Il prezzo delle materie prime e gli investimenti asiatici non spiegano tutto. L’Africa cresce anche perché ha fatto crescere una nuova generazione di imprenditori, formati nelle università americane e inglesi, pragmatici e determinati. La nuova politica economica africana deve trovare un punto di equilibrio tra crescita e sviluppo del consumo interno, lo Stato è tornato con la coscienza di dover investire nelle infrastrutture per migliorare le condizioni di questa crescita: le strade, i ponti, le telecomunicazioni e la scolarizzazione ancora deficitaria. Il New York Forum Africa ha dato sicuramente le indicazioni per andare nella giusta direzione anche se, in Africa, troppo spesso troviamo quel “piccolo dettaglio” che fa si che il meccanismo si inceppi. L’Africa crescere, ma fa ancora fatica a smarcarsi. E’ il continente delle opportunità, indubbiamente, ma è anche il continente degli ostacoli. I conflitti e l’insicurezza non solo escludono alcuni Paesi dal gioco, ma fanno si che i capitali esitino ad arrivare. Anche se alcuni dirigenti tentano di uscire dallo sfruttamento personale delle ricchezze, la loro buona volontà si perde nei ranghi inferiori del potere e della burocrazia dove la corruzione è legge. Formare ad Harvard una piccola élite non basta, bisogna rendere più professionale tutta la struttura educativa. Le infrastrutture mancano, complicando i flussi della merce. Il mercato tra Stato e Stato è blindato in uno sterile protezionismo. L’agricoltura rimane di sussistenza, si impongono riforme fondiarie, finanziarie e tecnologiche immense, forse la partita più difficile.

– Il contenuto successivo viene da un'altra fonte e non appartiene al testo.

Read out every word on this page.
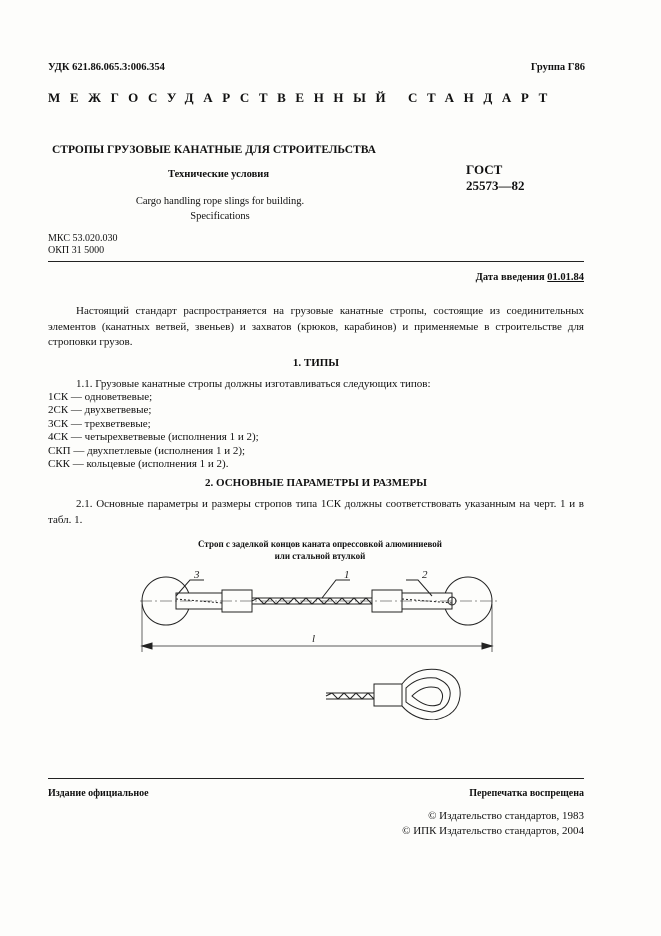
УДК 621.86.065.3:006.354	Группа Г86
МЕЖГОСУДАРСТВЕННЫЙ СТАНДАРТ
СТРОПЫ ГРУЗОВЫЕ КАНАТНЫЕ ДЛЯ СТРОИТЕЛЬСТВА
Технические условия
Cargo handling rope slings for building.
Specifications
ГОСТ
25573—82
МКС 53.020.030
ОКП 31 5000
Дата введения 01.01.84
Настоящий стандарт распространяется на грузовые канатные стропы, состоящие из соединительных элементов (канатных ветвей, звеньев) и захватов (крюков, карабинов) и применяемые в строительстве для строповки грузов.
1. ТИПЫ
1.1. Грузовые канатные стропы должны изготавливаться следующих типов:
1СК — одноветвевые;
2СК — двухветвевые;
3СК — трехветвевые;
4СК — четырехветвевые (исполнения 1 и 2);
СКП — двухпетлевые (исполнения 1 и 2);
СКК — кольцевые (исполнения 1 и 2).
2. ОСНОВНЫЕ ПАРАМЕТРЫ И РАЗМЕРЫ
2.1. Основные параметры и размеры стропов типа 1СК должны соответствовать указанным на черт. 1 и в табл. 1.
Строп с заделкой концов каната опрессовкой алюминиевой
или стальной втулкой
3	1	2
l
Издание официальное	Перепечатка воспрещена
© Издательство стандартов, 1983
© ИПК Издательство стандартов, 2004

L’Africa, terra di ostacoli è anche la terra delle opportunità. Il Forum ha fatto scattare qualcosa, se non altro ha fatto emergere la consapevolezza che esiste una classe media di 60 milioni di persone che possono entrare in azione. Sta a loro spianare la strada e non lasciare che questa diventi l’ennesima operazione mediatica. Intanto, le proposizioni uscite da questa tre giorni saranno presentate al G20 del Messico (18-19 Giugno) e al Summit di “Rio+20” (20-22 Giugno).